Ahad 07 Jul 2013 01:20 WIB

Foreign exchange reserves at the lowest level

Rep: Satya Festiani/Mutia Ramadhani/ Red: Yeyen Rostiyani
An employee of a bank holds bundles of Indonesian rupiah banknotes at Bank Mandiri in Jakarta. (illustration)
Foto: Reuters/Supri
An employee of a bank holds bundles of Indonesian rupiah banknotes at Bank Mandiri in Jakarta. (illustration)

REPUBLIKA.CO.ID, JAKARTA - Indonesia's foreign exchange reserves fall from 105.1 billion USD to 98.1 billion USD or worth seven billion USD by the end of June. Governor of Bank Indonesia (BI), Agus Martowardojo said the foreign exchange reserves touched the lowest level since January 2013.

"The foreign exchange reserves is sufficient to meet the needs of 5.4 months of imports and foreign debt payments. Without external debt, the reserves can meet the needs of 5.5 months of import," said Martowardojo in a press conference on Friday night.

Martowardojo said condition of foreign exchange reserves was sufficient to keep the exchange rate in the future. The decline was due to the amount of capital actions of foreign investors in domestic financial market.

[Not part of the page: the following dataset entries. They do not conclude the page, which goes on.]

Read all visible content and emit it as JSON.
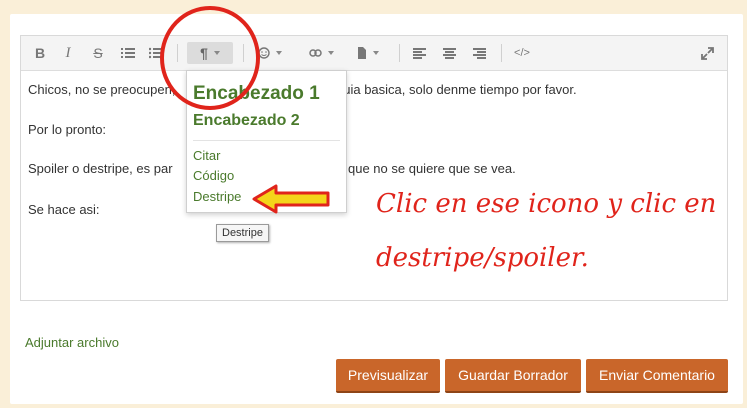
{
  "toolbar": {
    "items": [
      "bold-icon",
      "italic-icon",
      "strikethrough-icon",
      "ordered-list-icon",
      "unordered-list-icon",
      "paragraph-icon",
      "emoji-icon",
      "link-icon",
      "file-icon",
      "align-left-icon",
      "align-center-icon",
      "align-right-icon",
      "code-icon",
      "fullscreen-icon"
    ],
    "paragraph_glyph": "¶"
  },
  "editor": {
    "lines": [
      "Chicos, no se preocupen,",
      "guia basica, solo denme tiempo por favor.",
      "Por lo pronto:",
      "Spoiler o destripe, es par",
      "que no se quiere que se vea.",
      "Se hace asi:"
    ]
  },
  "dropdown": {
    "heading1": "Encabezado 1",
    "heading2": "Encabezado 2",
    "items": [
      "Citar",
      "Código",
      "Destripe"
    ]
  },
  "tooltip": "Destripe",
  "annotation": {
    "line1": "Clic en ese icono y clic en",
    "line2": "destripe/spoiler."
  },
  "attach_label": "Adjuntar archivo",
  "buttons": {
    "preview": "Previsualizar",
    "save_draft": "Guardar Borrador",
    "submit": "Enviar Comentario"
  },
  "colors": {
    "accent_green": "#4a7a2c",
    "button_orange": "#c9662a",
    "annotation_red": "#e0241b",
    "page_bg": "#faefd8"
  }
}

During June 2013, foreign investors sold their ownership of securities and capital markets worth 4.1 billion USD. It was caused the estimated of termination of quantitive easing from the Federal Reserves. 

 

Martowardojo said the foreign exchange reserves is still safe despite under 100 billion IDR. The reason is the volume is still above the value in global financial crisis in 2005 and 2008 which only enough to fund 4.3 months of imports and foreign debt.